Se agudiza la caída del yen frente al dólar tras tocar mínimo de 24 años

El yen cayó aún más frente al dólar el miércoles, dejándolo un quinto por debajo este año, ya que el gobierno de Japón intensificó su intervención verbal con el objetivo de detener una fuerte liquidación de la moneda.

La moneda de Japón cayó a 144 yenes frente al dólar, su nivel más débil desde 1998, a pesar de un cambio en el lenguaje de los funcionarios japoneses, que dieron las pistas más fuertes hasta la fecha de que podrían tomar medidas si la moneda continúa cayendo.

El ministro de Finanzas, Shunichi Suzuki, dijo que los movimientos del yen deberían ser estables y reflejar los fundamentos económicos, y pidió estabilidad en los mercados de divisas.

“Los movimientos recientes son bastante rápidos y unilaterales”, dijo a los periodistas, según los medios japoneses. “Necesitamos estar observando los desarrollos con gran interés”.

Hirokazu Matsuno, el secretario en jefe del gabinete, expresó su «preocupación» por los rápidos movimientos del yen: «Si tales movimientos continúan, tomaremos las medidas necesarias».

Pero los operadores dijeron que los fundamentos detrás de la caída del yen se mantuvieron igual que desde marzo, con el precio del mercado en un abismo cada vez mayor entre el endurecimiento de la política monetaria en los EE. UU. y la postura ultralaxa del Banco de Japón.

El banco central japonés continúa con su política de comprar una cantidad ilimitada de bonos del gobierno para mantener los costos de endeudamiento a 10 años por debajo del 0,25 por ciento, lo que ha creado una enorme brecha frente a los rendimientos de los EE. UU., que ahora se ubican en el 3,3 por ciento.

Esas expectativas se vieron reforzadas por datos económicos estadounidenses más fuertes publicados el martes, que los participantes del mercado interpretaron como una señal de que el ciclo de ajuste de tasas de la Reserva Federal continuará y, por lo tanto, una apuesta contra el yen sigue siendo una operación relativamente segura.

En una entrevista con el Financial Times el martes, Thomas Barkin, presidente de la sucursal de Richmond de la Fed, dijo que el banco central de EE. UU. tenía que elevar las tasas de interés a un nivel que restringiera la actividad económica y mantenerlas allí hasta que los políticos estuvieran «convencidos» de que la inflación desenfrenada se estaba hundiendo.

La caída del yen más allá del nivel de 144 yenes frente al dólar el miércoles se produjo después de que los analistas advirtieran el martes que había una perspectiva creciente de que el mercado pronto probaría el mínimo de finales de la década de 1990 de 147 yenes frente al dólar.

Japón no ha entrado en el mercado de divisas vendiendo dólares y comprando yenes desde 1998.

Gráfico de líneas del rendimiento de los bonos del gobierno a 10 años (%) que muestra que el golfo entre los rendimientos de EE. UU. y Japón se amplía a medida que la política monetaria diverge

Los analistas de divisas generalmente rechazan la teoría de que es probable que las autoridades japonesas intervengan para respaldar al yen.
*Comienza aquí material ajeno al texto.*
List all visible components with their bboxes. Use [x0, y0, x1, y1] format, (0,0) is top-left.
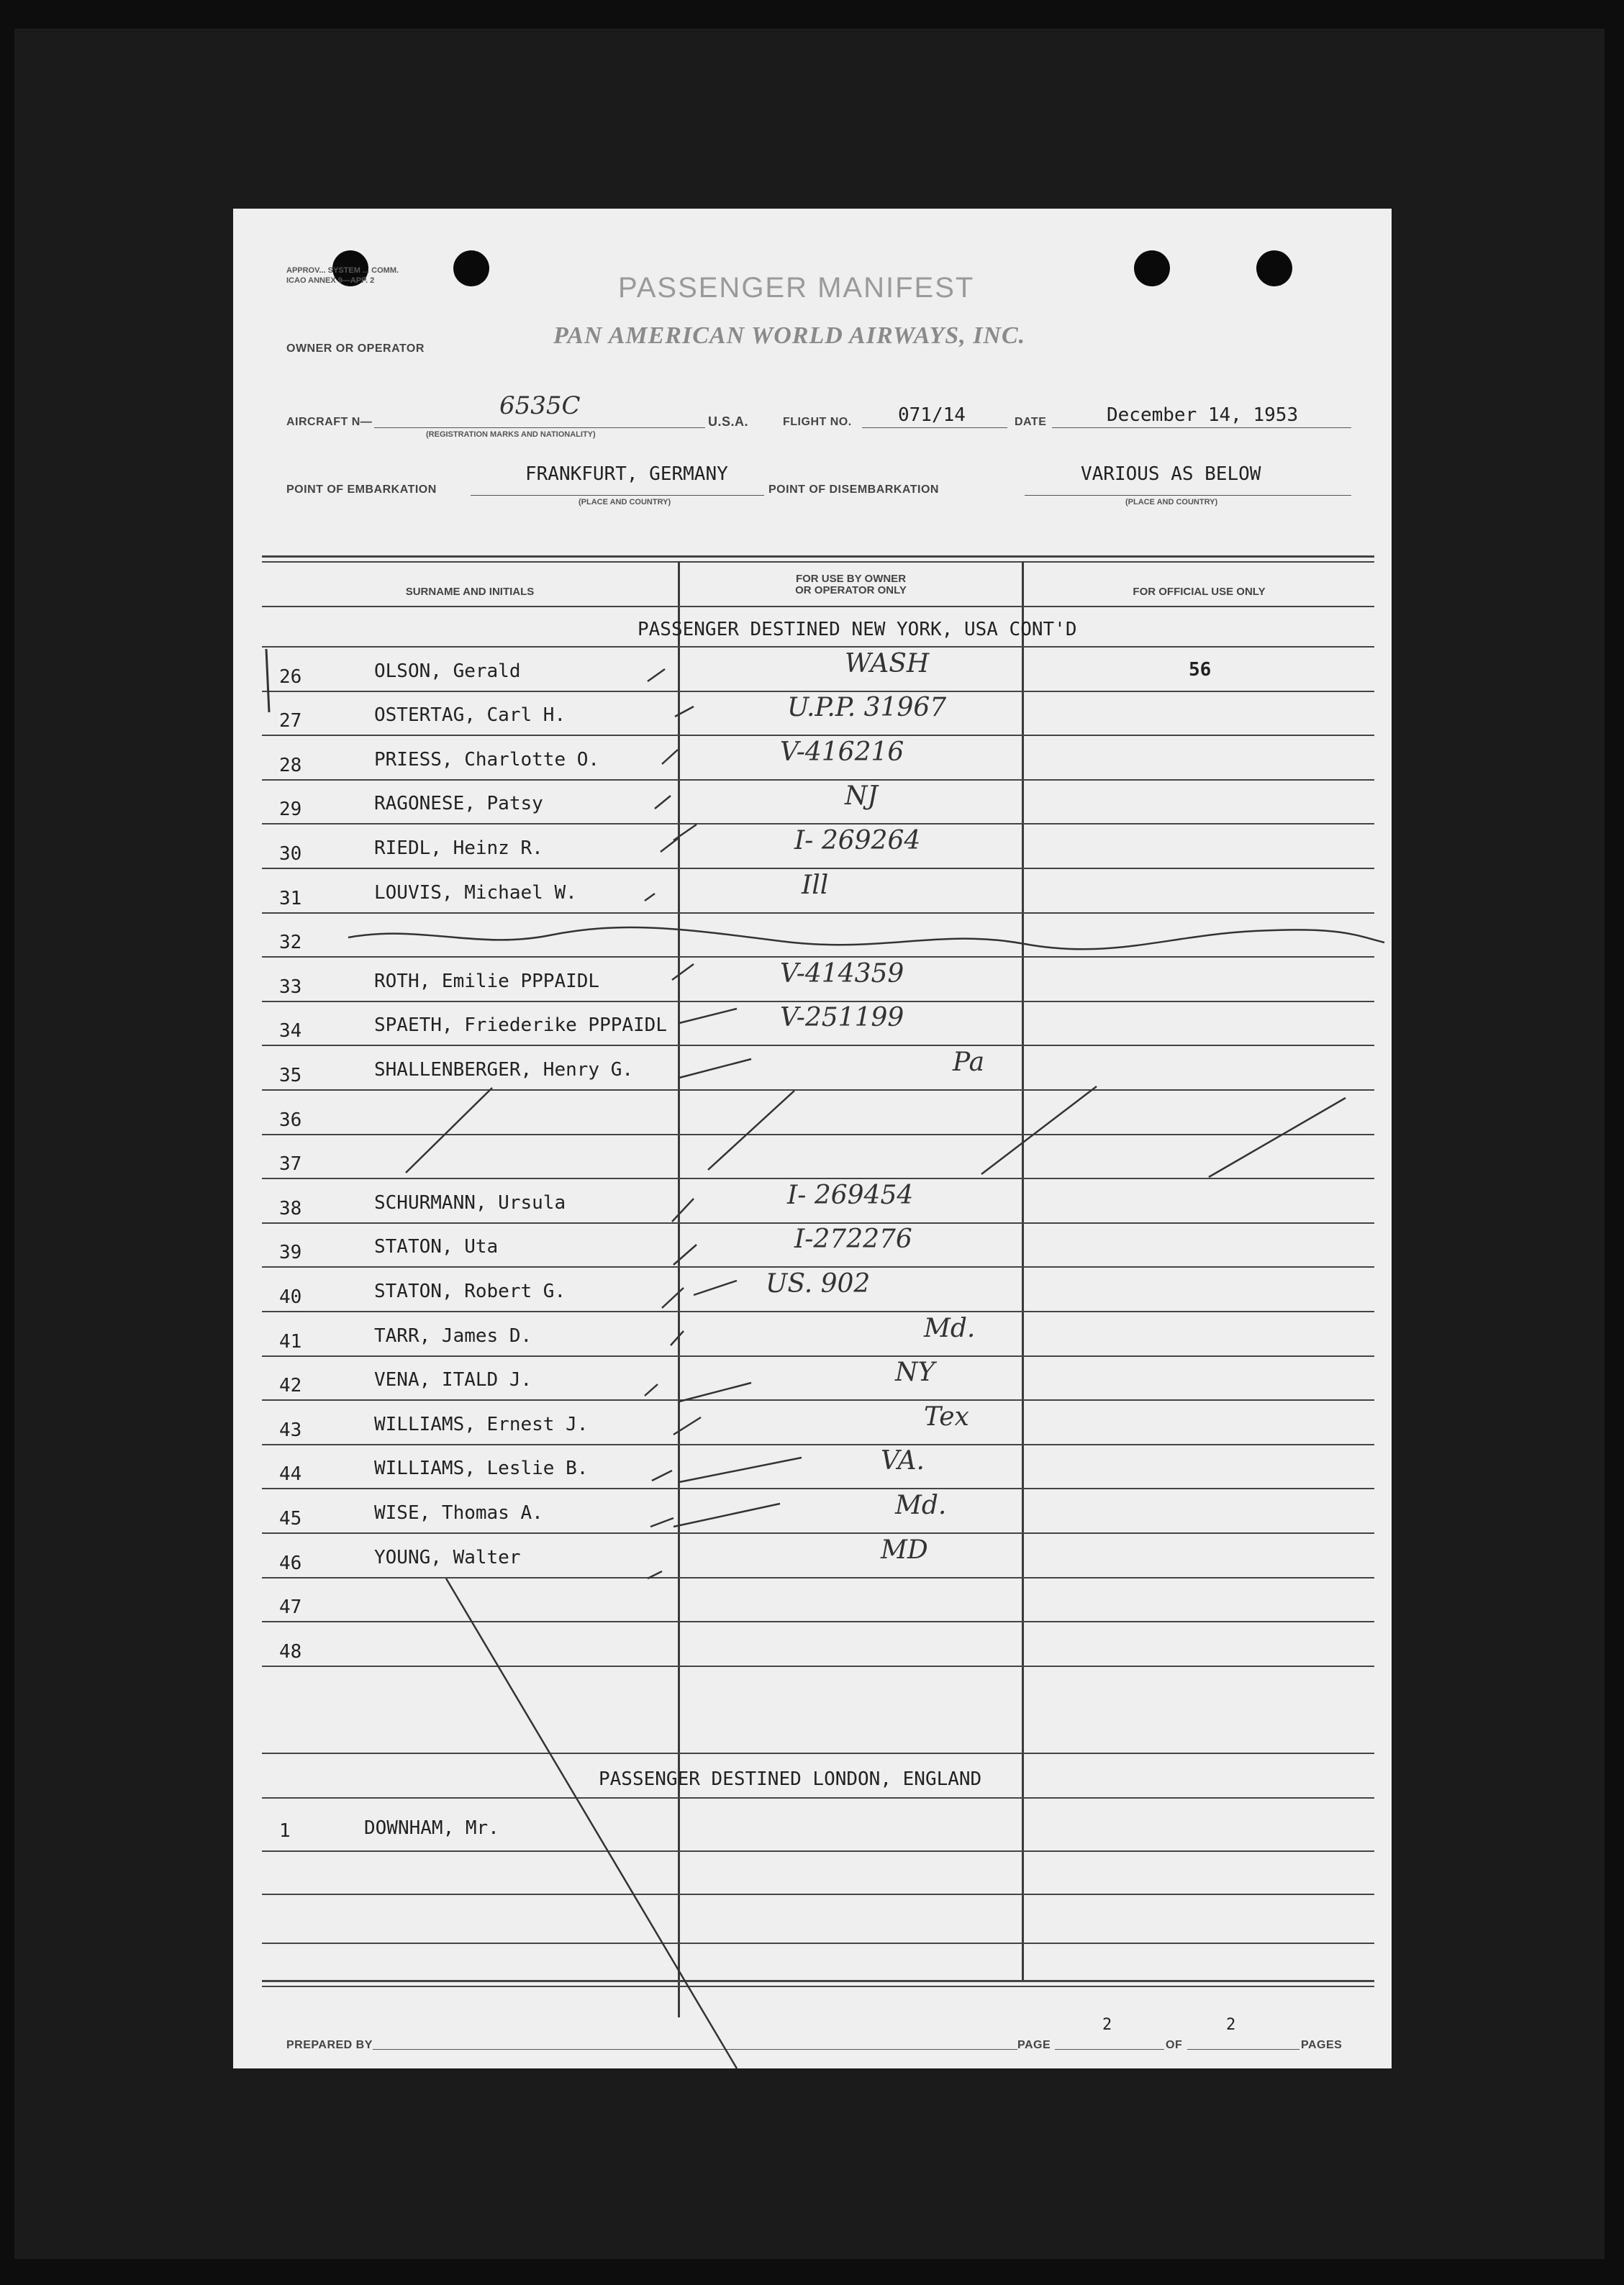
column-header-owner-use: FOR USE BY OWNER: [795, 573, 907, 585]
handwritten-note: Pa: [953, 1048, 985, 1077]
row-number: 37: [279, 1153, 302, 1176]
handwritten-note: V-416216: [780, 737, 904, 767]
manifest-sheet: [233, 209, 1392, 2068]
airline-name: PAN AMERICAN WORLD AIRWAYS, INC.: [553, 322, 1026, 349]
registration-caption: (REGISTRATION MARKS AND NATIONALITY): [426, 430, 596, 439]
row-number: 33: [279, 976, 302, 998]
handwritten-note: WASH: [845, 648, 930, 678]
official-use-value: 56: [1189, 658, 1212, 681]
disembark-value: VARIOUS AS BELOW: [1081, 463, 1261, 485]
row-number: 43: [279, 1419, 302, 1441]
owner-label: OWNER OR OPERATOR: [286, 342, 425, 355]
row-number: 47: [279, 1596, 302, 1619]
row-number: 36: [279, 1109, 302, 1131]
section-title-london: PASSENGER DESTINED LONDON, ENGLAND: [599, 1768, 982, 1790]
handwritten-note: V-414359: [780, 958, 904, 989]
passenger-name: OSTERTAG, Carl H.: [374, 704, 566, 727]
row-number: 48: [279, 1640, 302, 1663]
column-header-owner-use-line2: OR OPERATOR ONLY: [795, 584, 907, 596]
page-number: 2: [1102, 2016, 1112, 2034]
aircraft-label: AIRCRAFT N—: [286, 416, 373, 428]
passenger-name: TARR, James D.: [374, 1325, 532, 1347]
row-number: 45: [279, 1508, 302, 1530]
passenger-name: RIEDL, Heinz R.: [374, 837, 543, 859]
handwritten-note: NJ: [845, 781, 878, 812]
handwritten-note: MD: [881, 1535, 928, 1565]
handwritten-note: Tex: [924, 1402, 969, 1432]
handwritten-note: Ill: [802, 870, 829, 900]
prepared-by-label: PREPARED BY: [286, 2039, 373, 2051]
row-number: 27: [279, 710, 302, 732]
passenger-name: YOUNG, Walter: [374, 1546, 521, 1568]
row-number: 30: [279, 843, 302, 865]
row-number: 42: [279, 1375, 302, 1397]
aircraft-value: 6535C: [499, 391, 581, 420]
passenger-name: ROTH, Emilie PPPAIDL: [374, 970, 600, 992]
approval-note-annex: ICAO ANNEX 9—APP. 2: [286, 276, 375, 285]
passenger-name: STATON, Uta: [374, 1236, 499, 1258]
flight-value: 071/14: [898, 404, 966, 426]
handwritten-note: VA.: [881, 1446, 925, 1476]
handwritten-note: US. 902: [766, 1269, 871, 1299]
page-label: PAGE: [1017, 2039, 1051, 2051]
row-number: 31: [279, 887, 302, 909]
passenger-name: OLSON, Gerald: [374, 660, 521, 682]
embark-value: FRANKFURT, GERMANY: [525, 463, 728, 485]
row-number: 40: [279, 1286, 302, 1308]
column-header-surname: SURNAME AND INITIALS: [405, 586, 535, 598]
passenger-name: RAGONESE, Patsy: [374, 793, 543, 815]
embark-label: POINT OF EMBARKATION: [286, 483, 437, 496]
row-number: 39: [279, 1242, 302, 1264]
approval-note: APPROV... SYSTEM ... COMM.: [286, 266, 399, 275]
row-number: 46: [279, 1552, 302, 1574]
row-number: 44: [279, 1463, 302, 1486]
usa-label: U.S.A.: [708, 414, 749, 429]
passenger-name: SCHURMANN, Ursula: [374, 1191, 566, 1214]
passenger-name: STATON, Robert G.: [374, 1281, 566, 1302]
passenger-name: PRIESS, Charlotte O.: [374, 748, 600, 771]
handwritten-note: V-251199: [780, 1003, 904, 1033]
handwritten-note: Md.: [895, 1491, 947, 1520]
handwritten-note: I- 269454: [787, 1180, 914, 1210]
row-number: 34: [279, 1020, 302, 1042]
row-number: 35: [279, 1065, 302, 1086]
column-header-official: FOR OFFICIAL USE ONLY: [1133, 586, 1266, 598]
total-pages: 2: [1226, 2016, 1236, 2034]
handwritten-note: U.P.P. 31967: [787, 693, 947, 723]
passenger-name: WILLIAMS, Ernest J.: [374, 1413, 589, 1435]
pages-label: PAGES: [1301, 2039, 1343, 2051]
passenger-name: SPAETH, Friederike PPPAIDL: [374, 1014, 667, 1037]
passenger-name: WISE, Thomas A.: [374, 1502, 543, 1524]
embark-caption: (PLACE AND COUNTRY): [579, 498, 671, 506]
row-number: 29: [279, 799, 302, 821]
disembark-label: POINT OF DISEMBARKATION: [768, 483, 939, 496]
disembark-caption: (PLACE AND COUNTRY): [1125, 498, 1218, 506]
row-number: 32: [279, 932, 302, 954]
passenger-name: LOUVIS, Michael W.: [374, 881, 577, 904]
row-number: 1: [279, 1820, 291, 1842]
handwritten-note: I- 269264: [794, 826, 921, 855]
passenger-name: VENA, ITALD J.: [374, 1369, 532, 1391]
row-number: 28: [279, 754, 302, 776]
of-label: OF: [1166, 2039, 1183, 2051]
handwritten-note: I-272276: [794, 1225, 912, 1255]
passenger-name: WILLIAMS, Leslie B.: [374, 1458, 589, 1480]
date-value: December 14, 1953: [1107, 404, 1299, 426]
section-title-new-york: PASSENGER DESTINED NEW YORK, USA CONT'D: [638, 619, 1077, 640]
row-number: 41: [279, 1330, 302, 1353]
row-number: 38: [279, 1197, 302, 1219]
date-label: DATE: [1015, 416, 1047, 428]
passenger-name: DOWNHAM, Mr.: [364, 1817, 499, 1839]
row-number: 26: [279, 665, 302, 688]
passenger-name: SHALLENBERGER, Henry G.: [374, 1059, 634, 1081]
flight-label: FLIGHT NO.: [783, 416, 852, 428]
handwritten-note: Md.: [924, 1313, 976, 1343]
form-title: PASSENGER MANIFEST: [618, 272, 975, 304]
pen-strokes: [233, 209, 1392, 2068]
handwritten-note: NY: [895, 1358, 935, 1388]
La acción unilateral tendría solo un efecto limitado y el espectáculo de un intento fallido de luchar contra el mercado podría desencadenar un «frenesí de alimentación» por parte de los inversores especulativos que empujaría al yen a la baja.

Si bien los funcionarios del gobierno fortalecieron su tono, Kenta Tadaide, estratega senior de divisas de Daiwa Securities, dijo que las últimas advertencias verbales eran aún más débiles que en junio, cuando el Banco de Japón, el Ministerio de Finanzas y la Agencia de Servicios Financieros emitieron una declaración poco común. expresando su preocupación por la brusquedad de la caída del yen.

«Los comentarios de hoy tenían la intención de señalar una intervención, pero los mercados aún no creen que tomarán tal medida», dijo Tadaide, sugiriendo que los comentarios en realidad pueden haber acelerado la caída del yen, ya que los comerciantes confiaron más en que era poco probable que el gobierno interviniera. .

El analista de JPMorgan, Benjamin Shatil, dijo que si la retórica en torno a la moneda se mantuviera sin cambios, un movimiento hacia 150 «no parecería imposible».

Aparte de la intervención verbal, dijo Naohiko Baba, economista de Japón en Goldman Sachs, es probable que el gobierno japonés y el BOJ se mantengan al margen incluso si el yen se debilita aún más, “dado que actualmente hay contramedidas efectivas muy limitadas a su disposición”.